Chia seeds are beneficial for heart health as they have the ability reverse inflammation and regulate cholesterol. They also help to lower blood pressure (13).

Chia seeds also help to boost your metabolism and reduce belly fat. The calcium content in these seeds helps improve bone health.

Chia seeds are known to absorb ten times their weight in water. This helps prolong hydration and makes it easy for the body to absorb nutrients.

  1. Flaxseed

Seeds have various benefits on health. Flaxseed is no different and it is one of the best examples of high fat foods which are good for health. One tablespoon of flaxseed contains 55 calories, 3 grams of fibre and omega-3 fats. Certain studies suggest that flaxseed can protect from breast, prostate and colon cancer. The omega-3 fatty acid found in flaxseed inhibited the growth of tumours in some animal studies.

Adding flaxseed to your daily diet can also help reduce cholesterol. According to a study on menopausal women, the women who ate four tablespoons of flaxseed for a year showed a decrease in their levels of LDL.

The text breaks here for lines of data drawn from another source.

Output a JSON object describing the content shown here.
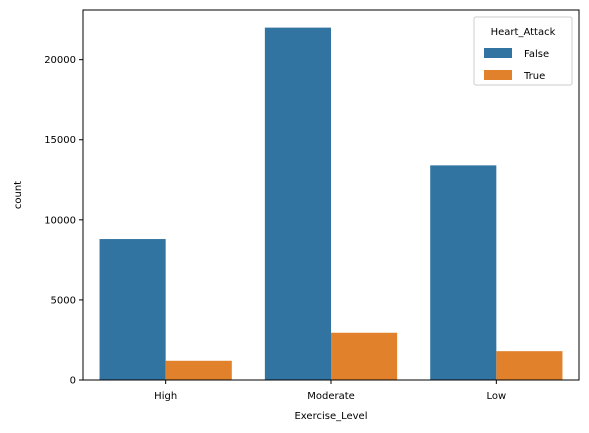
{
  "chart_data": {
    "type": "bar",
    "title": "",
    "xlabel": "Exercise_Level",
    "ylabel": "count",
    "categories": [
      "High",
      "Moderate",
      "Low"
    ],
    "series": [
      {
        "name": "False",
        "color": "#3274a1",
        "values": [
          8800,
          22000,
          13400
        ]
      },
      {
        "name": "True",
        "color": "#e1812c",
        "values": [
          1200,
          2950,
          1800
        ]
      }
    ],
    "ylim": [
      0,
      23100
    ],
    "yticks": [
      0,
      5000,
      10000,
      15000,
      20000
    ],
    "ytick_labels": [
      "0",
      "5000",
      "10000",
      "15000",
      "20000"
    ],
    "grid": false,
    "legend": {
      "title": "Heart_Attack",
      "placement": "top-right"
    }
  }
}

Flaxseed is also helpful in controlling diabetes. ALA and lignans, the two main components of flaxseed, also help to reduce inflammation that accompanies certain diseases.

  1. Coconuts

Coconuts are rich in saturated fats. But this does not have any negative effects on the population that have a diet rich in coconuts (14). The fats in coconut mostly contain medium chain fatty acids. These fats go straight to the liver and turn into ketone bodies.

These fats also suppress appetite and boost metabolism. These types of fats also help people with Alzheimer’s disease.

These medium-chain triglycerides are antimicrobial, and they protect our digestive tract from harmful bacteria.

Both raw coconut and coconut oil are useful for our health.

  1. Full-fat yoghurt

Full-fat yoghurt is rich in many essential nutrients that our body needs. It is rich in calcium, B vitamins, phosphorus, magnesium, potassium and vitamin D. It also contains healthy probiotic bacteria that are highly beneficial for our digestive system (15).


Consuming yoghurt, especially if it contains probiotics, helps to reduce inflammation linked to viral infections. However, make sure you choose the real yoghurt and not the fat-free variety as these are loaded with sugar.

Final words on healthy high fat foods

So, it is safer to say that include above super healthy high fat foods in your diet plan to enjoy good health.

These high fat foods will improve your metabolism, protect you from heart disease, strengthens your bones and much more. Healthy fats are vital for a healthy mind and body.